Alors, il est tentant de penser que, comme leur population, les USA vivent à crédit. Et que la Chine, notamment, leur prête pour les contrôler. Finalement Eamonn Fingleton n’a-t-il pas tort d’être pessimiste ? Les USA n’ont-ils pas un gagne-pain en béton ? Leur dangereuse inconscience ?

Compléments :

Démocratie ou dirigisme ?

J’ai l’impression qu’il y a un débat, dans le monde anglo-saxon notamment, quant à l’avenir de la démocratie. Le succès chinois montre qu’un pouvoir autoritaire peut être plus efficace, économiquement parlant, qu’une démocratie. Et plus juste socialement (La démocratie est en péril). On craint que ce modèle ne gagne le monde. Fin des libertés.

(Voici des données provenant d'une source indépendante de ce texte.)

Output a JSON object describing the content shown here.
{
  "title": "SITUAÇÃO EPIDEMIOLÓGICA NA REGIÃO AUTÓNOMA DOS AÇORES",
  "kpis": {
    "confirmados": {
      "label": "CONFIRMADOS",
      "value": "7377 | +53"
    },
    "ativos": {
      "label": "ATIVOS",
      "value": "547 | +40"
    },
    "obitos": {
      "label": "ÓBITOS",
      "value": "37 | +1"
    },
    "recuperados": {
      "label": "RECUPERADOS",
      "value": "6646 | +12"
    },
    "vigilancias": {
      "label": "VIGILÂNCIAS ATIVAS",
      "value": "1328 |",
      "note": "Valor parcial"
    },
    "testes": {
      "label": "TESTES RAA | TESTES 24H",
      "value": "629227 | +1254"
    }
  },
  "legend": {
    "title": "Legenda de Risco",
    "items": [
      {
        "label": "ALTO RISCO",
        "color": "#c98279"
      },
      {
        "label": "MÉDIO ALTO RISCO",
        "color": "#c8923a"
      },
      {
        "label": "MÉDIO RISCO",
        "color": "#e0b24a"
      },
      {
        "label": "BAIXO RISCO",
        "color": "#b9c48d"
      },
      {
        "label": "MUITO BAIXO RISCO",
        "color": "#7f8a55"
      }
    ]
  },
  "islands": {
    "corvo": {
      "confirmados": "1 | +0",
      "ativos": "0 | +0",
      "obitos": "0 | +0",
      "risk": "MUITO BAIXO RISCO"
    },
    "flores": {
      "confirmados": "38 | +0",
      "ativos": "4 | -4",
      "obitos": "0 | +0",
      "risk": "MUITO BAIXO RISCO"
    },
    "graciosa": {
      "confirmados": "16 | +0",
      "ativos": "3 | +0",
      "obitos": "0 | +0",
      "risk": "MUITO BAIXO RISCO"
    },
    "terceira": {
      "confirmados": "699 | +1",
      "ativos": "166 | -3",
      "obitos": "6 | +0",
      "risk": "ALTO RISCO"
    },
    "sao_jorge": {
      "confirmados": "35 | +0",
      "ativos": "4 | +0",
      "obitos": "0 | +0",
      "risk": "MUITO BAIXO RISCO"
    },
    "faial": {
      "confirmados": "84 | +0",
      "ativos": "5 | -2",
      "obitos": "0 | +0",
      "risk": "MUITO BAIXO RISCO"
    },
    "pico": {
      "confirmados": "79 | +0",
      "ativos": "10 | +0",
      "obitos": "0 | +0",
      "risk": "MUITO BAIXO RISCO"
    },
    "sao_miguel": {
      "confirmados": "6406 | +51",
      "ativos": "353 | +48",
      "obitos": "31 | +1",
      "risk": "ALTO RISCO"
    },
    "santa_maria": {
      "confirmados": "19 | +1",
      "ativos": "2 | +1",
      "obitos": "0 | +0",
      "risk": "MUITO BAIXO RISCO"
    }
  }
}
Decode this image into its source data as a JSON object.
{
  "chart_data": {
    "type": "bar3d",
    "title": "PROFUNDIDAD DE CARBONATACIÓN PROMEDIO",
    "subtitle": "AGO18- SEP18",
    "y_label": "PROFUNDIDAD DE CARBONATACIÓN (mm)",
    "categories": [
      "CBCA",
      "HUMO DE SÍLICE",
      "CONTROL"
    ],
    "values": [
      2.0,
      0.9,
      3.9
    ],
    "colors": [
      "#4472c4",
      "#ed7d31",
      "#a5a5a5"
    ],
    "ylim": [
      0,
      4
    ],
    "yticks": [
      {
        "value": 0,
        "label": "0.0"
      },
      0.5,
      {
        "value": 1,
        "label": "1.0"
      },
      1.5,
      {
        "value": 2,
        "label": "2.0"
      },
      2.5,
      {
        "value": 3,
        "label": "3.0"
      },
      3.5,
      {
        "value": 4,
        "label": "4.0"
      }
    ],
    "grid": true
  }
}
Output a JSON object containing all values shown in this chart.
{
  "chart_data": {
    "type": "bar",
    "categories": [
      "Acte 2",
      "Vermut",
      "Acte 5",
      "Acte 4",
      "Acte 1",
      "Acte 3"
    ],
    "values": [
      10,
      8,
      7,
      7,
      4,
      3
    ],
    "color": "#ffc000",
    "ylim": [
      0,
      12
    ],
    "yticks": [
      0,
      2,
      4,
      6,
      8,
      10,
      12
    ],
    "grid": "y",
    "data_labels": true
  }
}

  • Le débat me semble déplacé. La Chine vit une transformation en marche forcée (un changement). Or, le modèle d’organisation le plus efficace, quand on sait où l’on va, est dirigiste.
  • Regardez la France d’après guerre, ou le fonctionnement de toute entreprise. Ou l’armée des démocraties. D’ailleurs la description que donne Eamonn Fingleton du comportement de la perverse Chine (référence dans les notes précédentes) correspond exactement aux phases initiales du développement des grandes nations capitalistes : protectionnisme, blocage de la consommation pour favoriser l’épargne, dirigé par l’état vers les industries stratégiques…
  • A-t-il raison de dire que la Chine veut imposer un modèle « confucéen » aux USA ? C’est prêter aux Chinois des idées américaines. L’histoire de la Chine est marquée par la cohabitation avec des peuples barbares. Pendant des siècles, elle les a stabilisés en les submergeant de cadeaux, et en invitant leurs princes en Chine (otages qui revenaient chez eux émerveillés de leur séjour).
  • N’est-il pas vraisemblable que la Chine ne fait que réagir à l’agression de l’économie de marché ? Qu’elle veut la maîtriser, pour pouvoir ensuite se rendormir tranquillement ? N’est-elle pas en train de « corrompre » l’incorruptible Amérique non pour la dévoyer, mais pour en contrôler les réflexes les plus destructeurs ?
Compléments :

  • Sur l’histoire de la Chine : GERNET, Jacques, Le monde chinois, Armand Colin, 4ème édition, 1999.
  • La théorie du protectionnisme : LIST, Friedrich, Système national d’économie politique, Gallimard, 1998.
  • Le Japon s’est replié sur lui-même, avant d’avoir réussi à contrôler les USA (Voyage à Tokyo). La Chine pourra-t-elle y parvenir ? En tout cas, elle n’a pas longtemps pour cela : comme le Japon sa population va vieillir vite, et perdre son dynamisme : on prévoit qu’en 2040 25% de cette population aura plus de 65 ans (source Wikipedia).

Dangereux Adam Smith

La note précédente me fait penser à Jonathan Story. Jonathan Story est un professeur de l’Insead, spécialiste de prospective internationale. Il y a quelques années il est intervenu au club économie pour nous présenter son dernier livre. Un livre de prospective sur la Chine.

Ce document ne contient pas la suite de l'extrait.